(Flask + SpeechCommandClassification+ Recorderjs)
- Flask is a micro web framework written in Python.
- SpeechCommandClassification Your own speech command classification model, with support for converting speech command to text.
- Recorderjs A plugin for recording/exporting the output of Web Audio API nodes
root
|speech_command_classification.ipynb: Notebook for model experiments
|config: config for flask server and AI model
|models: model architecture/checkpoints and inference code
|static: js and css files for frontend
|templates: html files for frontend
|app.py: Flask app
|Dockerfile
|requirements.txt
This notebook implemented speech command recognition using convolutional neural networks trained on the Google SpeechCommand dataset.
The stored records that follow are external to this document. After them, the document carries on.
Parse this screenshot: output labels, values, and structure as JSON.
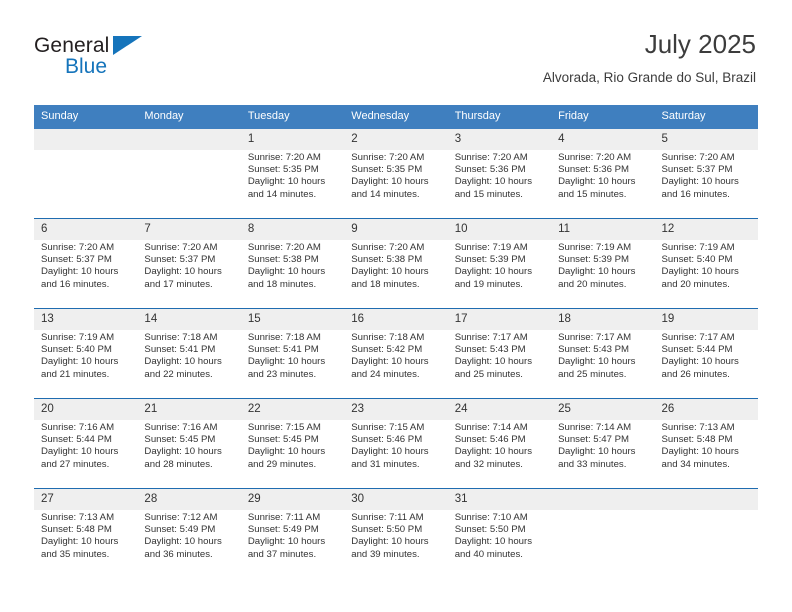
{
  "brand": {
    "name_top": "General",
    "name_bottom": "Blue",
    "accent_color": "#1574bb"
  },
  "header": {
    "title": "July 2025",
    "subtitle": "Alvorada, Rio Grande do Sul, Brazil"
  },
  "theme": {
    "header_bg": "#3f7fbf",
    "row_divider": "#1f6cb0",
    "daynum_bg": "#efefef",
    "text": "#333333"
  },
  "weekdays": [
    "Sunday",
    "Monday",
    "Tuesday",
    "Wednesday",
    "Thursday",
    "Friday",
    "Saturday"
  ],
  "weeks": [
    [
      {
        "day": "",
        "sunrise": "",
        "sunset": "",
        "daylight_line1": "",
        "daylight_line2": ""
      },
      {
        "day": "",
        "sunrise": "",
        "sunset": "",
        "daylight_line1": "",
        "daylight_line2": ""
      },
      {
        "day": "1",
        "sunrise": "Sunrise: 7:20 AM",
        "sunset": "Sunset: 5:35 PM",
        "daylight_line1": "Daylight: 10 hours",
        "daylight_line2": "and 14 minutes."
      },
      {
        "day": "2",
        "sunrise": "Sunrise: 7:20 AM",
        "sunset": "Sunset: 5:35 PM",
        "daylight_line1": "Daylight: 10 hours",
        "daylight_line2": "and 14 minutes."
      },
      {
        "day": "3",
        "sunrise": "Sunrise: 7:20 AM",
        "sunset": "Sunset: 5:36 PM",
        "daylight_line1": "Daylight: 10 hours",
        "daylight_line2": "and 15 minutes."
      },
      {
        "day": "4",
        "sunrise": "Sunrise: 7:20 AM",
        "sunset": "Sunset: 5:36 PM",
        "daylight_line1": "Daylight: 10 hours",
        "daylight_line2": "and 15 minutes."
      },
      {
        "day": "5",
        "sunrise": "Sunrise: 7:20 AM",
        "sunset": "Sunset: 5:37 PM",
        "daylight_line1": "Daylight: 10 hours",
        "daylight_line2": "and 16 minutes."
      }
    ],
    [
      {
        "day": "6",
        "sunrise": "Sunrise: 7:20 AM",
        "sunset": "Sunset: 5:37 PM",
        "daylight_line1": "Daylight: 10 hours",
        "daylight_line2": "and 16 minutes."
      },
      {
        "day": "7",
        "sunrise": "Sunrise: 7:20 AM",
        "sunset": "Sunset: 5:37 PM",
        "daylight_line1": "Daylight: 10 hours",
        "daylight_line2": "and 17 minutes."
      },
      {
        "day": "8",
        "sunrise": "Sunrise: 7:20 AM",
        "sunset": "Sunset: 5:38 PM",
        "daylight_line1": "Daylight: 10 hours",
        "daylight_line2": "and 18 minutes."
      },
      {
        "day": "9",
        "sunrise": "Sunrise: 7:20 AM",
        "sunset": "Sunset: 5:38 PM",
        "daylight_line1": "Daylight: 10 hours",
        "daylight_line2": "and 18 minutes."
      },
      {
        "day": "10",
        "sunrise": "Sunrise: 7:19 AM",
        "sunset": "Sunset: 5:39 PM",
        "daylight_line1": "Daylight: 10 hours",
        "daylight_line2": "and 19 minutes."
      },
      {
        "day": "11",
        "sunrise": "Sunrise: 7:19 AM",
        "sunset": "Sunset: 5:39 PM",
        "daylight_line1": "Daylight: 10 hours",
        "daylight_line2": "and 20 minutes."
      },
      {
        "day": "12",
        "sunrise": "Sunrise: 7:19 AM",
        "sunset": "Sunset: 5:40 PM",
        "daylight_line1": "Daylight: 10 hours",
        "daylight_line2": "and 20 minutes."
      }
    ],
    [
      {
        "day": "13",
        "sunrise": "Sunrise: 7:19 AM",
        "sunset": "Sunset: 5:40 PM",
        "daylight_line1": "Daylight: 10 hours",
        "daylight_line2": "and 21 minutes."
      },
      {
        "day": "14",
        "sunrise": "Sunrise: 7:18 AM",
        "sunset": "Sunset: 5:41 PM",
        "daylight_line1": "Daylight: 10 hours",
        "daylight_line2": "and 22 minutes."
      },
      {
        "day": "15",
        "sunrise": "Sunrise: 7:18 AM",
        "sunset": "Sunset: 5:41 PM",
        "daylight_line1": "Daylight: 10 hours",
        "daylight_line2": "and 23 minutes."
      },
      {
        "day": "16",
        "sunrise": "Sunrise: 7:18 AM",
        "sunset": "Sunset: 5:42 PM",
        "daylight_line1": "Daylight: 10 hours",
        "daylight_line2": "and 24 minutes."
      },
      {
        "day": "17",
        "sunrise": "Sunrise: 7:17 AM",
        "sunset": "Sunset: 5:43 PM",
        "daylight_line1": "Daylight: 10 hours",
        "daylight_line2": "and 25 minutes."
      },
      {
        "day": "18",
        "sunrise": "Sunrise: 7:17 AM",
        "sunset": "Sunset: 5:43 PM",
        "daylight_line1": "Daylight: 10 hours",
        "daylight_line2": "and 25 minutes."
      },
      {
        "day": "19",
        "sunrise": "Sunrise: 7:17 AM",
        "sunset": "Sunset: 5:44 PM",
        "daylight_line1": "Daylight: 10 hours",
        "daylight_line2": "and 26 minutes."
      }
    ],
    [
      {
        "day": "20",
        "sunrise": "Sunrise: 7:16 AM",
        "sunset": "Sunset: 5:44 PM",
        "daylight_line1": "Daylight: 10 hours",
        "daylight_line2": "and 27 minutes."
      },
      {
        "day": "21",
        "sunrise": "Sunrise: 7:16 AM",
        "sunset": "Sunset: 5:45 PM",
        "daylight_line1": "Daylight: 10 hours",
        "daylight_line2": "and 28 minutes."
      },
      {
        "day": "22",
        "sunrise": "Sunrise: 7:15 AM",
        "sunset": "Sunset: 5:45 PM",
        "daylight_line1": "Daylight: 10 hours",
        "daylight_line2": "and 29 minutes."
      },
      {
        "day": "23",
        "sunrise": "Sunrise: 7:15 AM",
        "sunset": "Sunset: 5:46 PM",
        "daylight_line1": "Daylight: 10 hours",
        "daylight_line2": "and 31 minutes."
      },
      {
        "day": "24",
        "sunrise": "Sunrise: 7:14 AM",
        "sunset": "Sunset: 5:46 PM",
        "daylight_line1": "Daylight: 10 hours",
        "daylight_line2": "and 32 minutes."
      },
      {
        "day": "25",
        "sunrise": "Sunrise: 7:14 AM",
        "sunset": "Sunset: 5:47 PM",
        "daylight_line1": "Daylight: 10 hours",
        "daylight_line2": "and 33 minutes."
      },
      {
        "day": "26",
        "sunrise": "Sunrise: 7:13 AM",
        "sunset": "Sunset: 5:48 PM",
        "daylight_line1": "Daylight: 10 hours",
        "daylight_line2": "and 34 minutes."
      }
    ],
    [
      {
        "day": "27",
        "sunrise": "Sunrise: 7:13 AM",
        "sunset": "Sunset: 5:48 PM",
        "daylight_line1": "Daylight: 10 hours",
        "daylight_line2": "and 35 minutes."
      },
      {
        "day": "28",
        "sunrise": "Sunrise: 7:12 AM",
        "sunset": "Sunset: 5:49 PM",
        "daylight_line1": "Daylight: 10 hours",
        "daylight_line2": "and 36 minutes."
      },
      {
        "day": "29",
        "sunrise": "Sunrise: 7:11 AM",
        "sunset": "Sunset: 5:49 PM",
        "daylight_line1": "Daylight: 10 hours",
        "daylight_line2": "and 37 minutes."
      },
      {
        "day": "30",
        "sunrise": "Sunrise: 7:11 AM",
        "sunset": "Sunset: 5:50 PM",
        "daylight_line1": "Daylight: 10 hours",
        "daylight_line2": "and 39 minutes."
      },
      {
        "day": "31",
        "sunrise": "Sunrise: 7:10 AM",
        "sunset": "Sunset: 5:50 PM",
        "daylight_line1": "Daylight: 10 hours",
        "daylight_line2": "and 40 minutes."
      },
      {
        "day": "",
        "sunrise": "",
        "sunset": "",
        "daylight_line1": "",
        "daylight_line2": ""
      },
      {
        "day": "",
        "sunrise": "",
        "sunset": "",
        "daylight_line1": "",
        "daylight_line2": ""
      }
    ]
  ]
}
M5, M18 layer architecture convolutional neural networks were implemented and the networks were trained on the time domain waveform inputs of the SpeechCommand dataset.
The dataset consists of 105 000 .wav files that was split into a training (105829 files) and testing (11005 files) datasets.
The files were pre-processed by resampling each to 8kHz which results in smaller files to enable faster processing.
An Adam optimiser was used, with weight decay set to 0.0001. Initial learning rate was set at 0.01, and a scheduler was used to decrease learning reate to 0.001 during training after 20 epochs
Networks were trained with increased 30 and 50 epochs with incremental improvements. The results and graphs are shown above in TensorBoard
- 30 Epoch network accuracy: M5: 92%, M18: 95%
- 50 Epoch network accuracy: M5: 94%, M18: 98%
Access live notebook result for more details
cd path-to-this-project
docker build -t speech_command .
docker run --rm -p4999:5000 -v$PWD:/code speech_command
Note: If run fail with docker, change config project with another port
Access: http://localhost:4999/ to open demo website
The challenges of different datasets recorded with different microphones/sample rates/files formats/speech lengths can be explored.
Preprocessing and transforming the audio into MFCC or mel-spectrogram arrays can be performed to investigate speed of training differences, alternative architectures and recognition accuracy.
Audio data augmentation techniques (such as adding noise) to improve recognition robustness can be investigated.
Alternative architectures such as LSTM or RNN networks that encode memory can be investigated as the likehood of a current phoneme being pronounced is affected by previous phonemes that were present in the word structure.